Amateur dramatics

David Lee was good enough to play 150 league games for Chelsea in the 1980s and 1990s – but was only worth one game for Matt Nation's Sunday league side

It was unclear what exactly Bob Lee said or did to his kid brother in the car park before the match, but it certainly did the trick. After a couple of minutes of Chinese burns, dead legs and threats to tell Mum ex­actly what was in those magazines on top of the ward­robe, little David came back and agreed that, al­though he’d only come along to watch and even though he’d just broken into the Chelsea first team, he would deign to make up the numbers for his brother’s Sunday league team after all.

It is pretty certain that Chelsea wouldn’t have ap­proved of one of their assets messing about in a match that they probably couldn’t imagine ever taking place. The pitch was frozen solid and sloped so sharply from side to side that local youths relieved their boredom by pushing supermarket trolleys off it. To a man, the op­position looked like the sort of person who wouldn’t let themselves into their own night club just so they could have an ex­cuse to beat themselves up. If you can im­agine Queen Victoria being hauled out of her palace and being forced up a chim­ney for a 12-hour shift, then that’s how Our Kid must have been feeling.

However, despite his selflessness, there was no skirting around the fact that David Lee’s contribution was min­­imal. If he hadn’t carried himself a lot better than anybody else on the pitch (and as his running style always made him look though he was still doing thigh-stretching exercises in the pre-match warm-up, it’s not difficult to picture what the rest of us looked like), he wouldn’t have stood out at all. While his team-mates threw them­selves about on ruts jagged enough to sink an aircraft carrier, he hung around on the top touchline, with his hands down the front of his shorts to protect them from the wind.

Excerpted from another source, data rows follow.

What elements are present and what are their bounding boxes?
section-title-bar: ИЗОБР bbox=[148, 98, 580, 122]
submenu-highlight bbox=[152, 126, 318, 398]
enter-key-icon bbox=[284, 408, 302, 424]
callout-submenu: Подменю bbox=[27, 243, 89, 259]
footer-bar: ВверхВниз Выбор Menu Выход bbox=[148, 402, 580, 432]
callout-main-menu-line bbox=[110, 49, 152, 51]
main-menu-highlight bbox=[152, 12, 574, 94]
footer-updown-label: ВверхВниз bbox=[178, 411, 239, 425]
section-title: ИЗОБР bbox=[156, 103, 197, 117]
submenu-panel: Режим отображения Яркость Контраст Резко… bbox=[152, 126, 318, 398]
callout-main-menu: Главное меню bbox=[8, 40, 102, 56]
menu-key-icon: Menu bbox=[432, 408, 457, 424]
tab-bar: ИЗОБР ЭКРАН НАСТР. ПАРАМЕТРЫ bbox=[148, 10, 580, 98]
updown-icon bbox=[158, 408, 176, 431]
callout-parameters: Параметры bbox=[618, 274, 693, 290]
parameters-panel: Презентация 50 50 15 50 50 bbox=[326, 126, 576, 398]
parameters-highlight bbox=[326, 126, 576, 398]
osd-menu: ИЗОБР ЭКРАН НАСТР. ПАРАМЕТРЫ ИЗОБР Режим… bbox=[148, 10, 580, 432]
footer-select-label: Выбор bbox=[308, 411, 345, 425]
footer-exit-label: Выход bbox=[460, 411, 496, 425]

None of the spectators on the touchline offered him a cup of soup from their flasks, but he would definitely have accepted it if they had. He never went in for a tackle and, at one point, almost blew his cover by raising his hands and drawing his stomach in to let an opponent past, a move­ment often seen in professional matches but, to date, never witnessed in an amateur game anywhere ever.

The only thing of note to come from him was an inch-perfect – no, make that an acre-perfect – pass that led to what turned out to be our team’s winning goal. Of course, this was greeted by those spectators who were in on the secret by the type of cooing and gurgling normally heard in residential homes when the fairy cakes appear on a Sunday afternoon. The goalscorer, the opposition player who had given him the ball and the divot that had deflected the pass into the centre-for­ward’s path were ignored.

The moment of truth arrived at the end of the game. Professional footballers are cushioned by contracts ex­tending over several years, but amateur football is slightly more ephemeral. If the new boy is deemed good en­ough, he gets asked back; if he isn’t, he doesn’t. Da­vid Lee didn’t get asked back. The following week, with our regular right-half restored to the team, we scored five goals against better opposition in worse conditions. David Lee went back to Lon­don, to a world of flat pitches, stan­dard-issue mittens to prevent chap­ping and a ten-year career along­­­side European superstars.

Yet he’ll still have at least one rea­son to look back on his am­ateur career with a wry smile: if he put his pound coin in the subs box on that Sunday mor­ning, then he must have done it when nobody else was looking.